I would only make one suggestion: Include bicycle infrastructure. I bet teenage students would have excellent ideas about what to build. Including systematically eliminating all rat-running “cut-through” car traffic from residential neighbourhoods. As was done in virtually all parts of all cities in The Netherlands. See:
http://www.aviewfromthecyclepath.com/2012/04/100-segregation-of-bikes-and-cars.html
That’s what I want for Toronto. And I suspect that teenage young adults will as well.
Toronto has one of the world’s best transit systems – on paper. And that’s precisely where it will remain, in effect, a virtual system. Where transit is concerned, Toronto is a backwater.
This latest transit plan is nothing “new,” nor is it a compromise.

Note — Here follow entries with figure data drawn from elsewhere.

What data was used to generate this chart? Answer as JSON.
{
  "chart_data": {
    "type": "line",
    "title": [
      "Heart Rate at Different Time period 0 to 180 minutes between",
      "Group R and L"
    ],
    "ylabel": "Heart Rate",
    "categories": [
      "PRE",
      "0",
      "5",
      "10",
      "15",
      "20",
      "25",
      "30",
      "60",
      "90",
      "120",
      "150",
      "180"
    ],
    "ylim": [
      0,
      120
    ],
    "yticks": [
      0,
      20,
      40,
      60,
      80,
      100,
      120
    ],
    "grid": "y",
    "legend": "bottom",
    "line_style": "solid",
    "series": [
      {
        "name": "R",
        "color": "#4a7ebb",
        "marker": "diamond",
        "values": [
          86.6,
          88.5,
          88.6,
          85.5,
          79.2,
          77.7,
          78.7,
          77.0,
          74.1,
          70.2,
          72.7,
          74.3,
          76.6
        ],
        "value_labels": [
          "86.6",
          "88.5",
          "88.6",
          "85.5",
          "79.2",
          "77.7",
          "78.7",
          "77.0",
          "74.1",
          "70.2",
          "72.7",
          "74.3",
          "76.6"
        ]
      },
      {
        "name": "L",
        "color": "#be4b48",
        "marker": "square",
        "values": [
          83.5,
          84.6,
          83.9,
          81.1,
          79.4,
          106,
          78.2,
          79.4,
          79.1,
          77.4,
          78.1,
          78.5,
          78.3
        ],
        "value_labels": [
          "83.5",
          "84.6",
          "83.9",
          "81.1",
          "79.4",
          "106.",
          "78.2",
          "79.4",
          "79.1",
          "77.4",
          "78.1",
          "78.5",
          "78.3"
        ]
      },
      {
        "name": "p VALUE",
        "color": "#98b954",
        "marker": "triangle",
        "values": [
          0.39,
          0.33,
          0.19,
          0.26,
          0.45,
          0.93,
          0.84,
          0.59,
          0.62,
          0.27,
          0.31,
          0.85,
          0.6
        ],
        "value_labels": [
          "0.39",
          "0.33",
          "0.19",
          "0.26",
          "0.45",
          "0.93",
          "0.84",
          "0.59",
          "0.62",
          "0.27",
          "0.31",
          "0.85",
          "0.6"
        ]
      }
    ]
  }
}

It is a compilation of past plans all put together on one map so that it looks prettier and more impressive, and more expensive. Though it has become somewhat de rigueur to be critical of Transit City, the fact is that TC succeeded where others have not. It was simple enough and affordable enough to get more of it approved and funded, while giving the City some much-needed additional transit capacity quickly (at least in transit terms). No plan will be able to withstand the 4-year election cycle. History has shown us that the more extensive and expensive the plan is, the easier it is to just keep studying and consulting and talking, while actually spending and building little. This latest plan solves nothing, but it takes us back to the old days when big plans were published and approved and only a few small, largely useless pieces ended up getting funded. It’s fine to have a big plan, but the focus must always be on the priorities that are doable. Transit City survives, even in the latest plan, as the best chance for this city to move forward quickly with new transit capacity while work continues on funding the really important, but “scary expensive,” subway relief.